Leading and Discomfort

I kept trying to think of appropriate titles for this post: Leading through Discomfort; Dealing with Disruption; and Leadership and Disruption. Nothing fit. I finally settled on Leading and Discomfort because, regardless of the fact that we are living through a pandemic, that in itself is not the discomfort (it is but it isn’t). The truth is that leading in general causes discomfort. Keeping up with staff members, advocating for others, working on your own development, keeping up with non-work related responsibilities, and getting up every day to be better than you were the day before is all discomforting. I never looked at the definition of discomfort, but I’ve always known how to use it. I know what discomfort feels like, and many of you do as well. However, just for clarity, discomfort is:

Slight pain


To make (someone) feel uneasy, anxious, or embarrassed.

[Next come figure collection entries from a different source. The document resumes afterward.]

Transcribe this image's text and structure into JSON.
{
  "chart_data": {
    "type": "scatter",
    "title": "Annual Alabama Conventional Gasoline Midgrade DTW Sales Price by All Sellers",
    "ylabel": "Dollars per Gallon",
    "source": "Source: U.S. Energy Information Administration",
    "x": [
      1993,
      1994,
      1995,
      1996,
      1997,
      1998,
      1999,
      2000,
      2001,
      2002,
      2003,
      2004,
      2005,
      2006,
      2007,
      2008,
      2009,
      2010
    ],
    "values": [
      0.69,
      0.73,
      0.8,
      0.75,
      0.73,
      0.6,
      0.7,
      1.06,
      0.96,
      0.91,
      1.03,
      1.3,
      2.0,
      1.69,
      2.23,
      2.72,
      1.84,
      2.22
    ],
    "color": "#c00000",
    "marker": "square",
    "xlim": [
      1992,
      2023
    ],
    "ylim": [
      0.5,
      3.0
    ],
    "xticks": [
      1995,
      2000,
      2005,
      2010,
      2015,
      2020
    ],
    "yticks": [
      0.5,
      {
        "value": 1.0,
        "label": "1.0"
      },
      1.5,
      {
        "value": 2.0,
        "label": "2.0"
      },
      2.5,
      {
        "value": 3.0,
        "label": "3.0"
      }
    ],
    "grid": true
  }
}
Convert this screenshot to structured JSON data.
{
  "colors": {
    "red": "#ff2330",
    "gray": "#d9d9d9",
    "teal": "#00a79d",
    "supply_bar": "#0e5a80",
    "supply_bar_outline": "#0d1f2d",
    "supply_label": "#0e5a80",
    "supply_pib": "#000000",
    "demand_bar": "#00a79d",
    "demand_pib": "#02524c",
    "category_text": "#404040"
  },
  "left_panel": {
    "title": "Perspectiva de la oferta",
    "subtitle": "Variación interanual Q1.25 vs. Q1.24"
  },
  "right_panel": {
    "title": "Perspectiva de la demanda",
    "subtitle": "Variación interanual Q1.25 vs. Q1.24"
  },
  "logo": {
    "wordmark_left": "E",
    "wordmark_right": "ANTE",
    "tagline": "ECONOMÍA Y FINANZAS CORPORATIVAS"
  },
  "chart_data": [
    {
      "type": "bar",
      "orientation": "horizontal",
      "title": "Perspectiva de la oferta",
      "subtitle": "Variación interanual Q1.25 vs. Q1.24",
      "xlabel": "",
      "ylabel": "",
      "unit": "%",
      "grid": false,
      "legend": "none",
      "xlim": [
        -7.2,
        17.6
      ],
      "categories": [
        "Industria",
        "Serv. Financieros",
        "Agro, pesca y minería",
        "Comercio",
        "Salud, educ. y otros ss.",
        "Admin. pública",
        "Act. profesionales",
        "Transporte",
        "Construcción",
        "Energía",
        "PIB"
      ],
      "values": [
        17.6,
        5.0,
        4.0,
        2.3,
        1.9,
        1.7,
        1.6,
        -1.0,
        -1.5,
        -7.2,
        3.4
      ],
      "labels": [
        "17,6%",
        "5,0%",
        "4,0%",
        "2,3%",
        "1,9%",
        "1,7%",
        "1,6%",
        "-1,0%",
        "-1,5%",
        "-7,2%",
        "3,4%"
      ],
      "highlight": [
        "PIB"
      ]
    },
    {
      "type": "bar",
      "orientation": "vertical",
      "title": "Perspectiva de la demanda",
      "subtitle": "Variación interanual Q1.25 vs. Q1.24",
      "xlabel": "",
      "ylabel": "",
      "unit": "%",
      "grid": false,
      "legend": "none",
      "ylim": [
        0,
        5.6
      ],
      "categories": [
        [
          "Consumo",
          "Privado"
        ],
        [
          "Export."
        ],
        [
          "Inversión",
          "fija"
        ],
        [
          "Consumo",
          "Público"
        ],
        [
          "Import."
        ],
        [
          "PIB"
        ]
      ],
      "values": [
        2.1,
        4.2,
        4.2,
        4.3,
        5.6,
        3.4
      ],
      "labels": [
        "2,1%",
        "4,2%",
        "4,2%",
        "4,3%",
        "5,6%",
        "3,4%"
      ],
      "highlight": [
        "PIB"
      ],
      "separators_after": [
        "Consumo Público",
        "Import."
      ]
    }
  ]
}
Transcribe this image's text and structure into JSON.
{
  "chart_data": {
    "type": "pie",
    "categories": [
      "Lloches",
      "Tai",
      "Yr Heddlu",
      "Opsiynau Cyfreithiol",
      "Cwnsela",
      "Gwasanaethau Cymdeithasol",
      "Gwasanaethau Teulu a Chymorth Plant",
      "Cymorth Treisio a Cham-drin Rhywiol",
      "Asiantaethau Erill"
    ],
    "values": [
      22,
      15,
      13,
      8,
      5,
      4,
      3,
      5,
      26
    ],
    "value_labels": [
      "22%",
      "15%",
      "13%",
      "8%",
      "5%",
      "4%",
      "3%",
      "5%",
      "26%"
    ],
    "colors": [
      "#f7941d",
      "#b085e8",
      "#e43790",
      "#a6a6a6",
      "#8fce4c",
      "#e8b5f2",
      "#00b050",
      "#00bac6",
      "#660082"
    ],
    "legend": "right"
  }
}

I’m going to add another sentence to it: to be in a situation that makes one feel uneasy, anxious, or embarrassed. Is that not leadership? After actually reading the definition, I realized that those words have described almost every day of leading. Whether it is at work, at home directing my family, in the community taking on new projects, or anything else, leading is all about moving forward in discomfort. So how do you do that? I definitely don’t have a magic answer for this, but I can look back on my own experiences and the advice of others and come up with some ideas. So, in the year of all around discomfort, here we go:

  1. Stop fighting the change. Change is going to happen whether we’re kicking and screaming or moving along peacefully. In order to lead, we have to stop fighting change and quickly accept that it is happening. There’s no out. Refusing to do so will make it incredibly difficult to help those around you and move the vision along.
  •  Be honest with yourself about your own feelings. Not to sound too ‘touchy feely’, but how in the world can one properly guide others day by day and be relatable without recognizing their own feelings? Whether it’s a policy change, a new hire, downsizing, etc., part of being a leader is being able to empathize with others. If you don’t recognize your own feelings, you won’t be able to appropriately respond to those of others.
  • Recognize fear, but don’t stop because of it. A huge part of leading is moving forward. Progress can’t be made if you remain stagnant. However, many believe that moving forward means not being fearful. That is a myth and we all need to stop thinking that. Moving forward means walking beside fear and knocking down walls together. Each fearful obstacle that you overcome makes you that much stronger and soon you’ll learn that fear is not a barrier, but simply a feeling to acknowledge, assess, and then move with.
  • Get a support system around you. Normally when I mention this, people automatically think of those either in their positions or those who have been in their position. That’s all well and good, but my suggestion of people to throw into the mix are some of your own team members. Let’s be real about one thing: you weren’t chosen to lead because you had all of the strengths and experiences needed for your position. You were chosen because you had enough of the strengths and experience to guide and motivate others. Do you know what that means? That means that you also have some serious weaknesses, and some of your teammates possess qualities and strengths that you don’t have. How wonderful would it be to come together as a group, using each other’s strengths, and become a powerhouse? Your teammates will learn from you and you from them. And, in times of extreme discomfort, you can all support each other without saying a word.
  • Read about the trials of others. So this is an interesting one, but bear with me. I have never read more books about people going through hard times than when I began taking on more leadership positions. There is something encouraging and eerily comforting about reading of others who have gone through difficulties and overcome them time and time again. I learn new lessons and get a reminder that I can handle what’s in front of me. Now, if you’re not into those kinds of nonfiction books, that’s okay. However, read about other people in general. Learning their stories will offer you insight that you’ll be able to use to your advantage.
  • Have a hobby. This is a lesson I learned by observing people with A LOT of responsibilities on their plates. It could have been painting, woodworking, reading, playing instruments, gardening, biking, etc., but I noticed that having a hobby, something that allows you to escape (in a healthy way) was key to taking on the world day by day. You don’t have to indulge in your hobby every day, and you might not have time to; but having something that is solely yours on a regular basis helps one move through discomfort.

However you lead, guide, and motivate others, be sure not to get into the trap of thinking that discomfort should not be part of the equation. Discomfort is honestly the way many of us become better over time.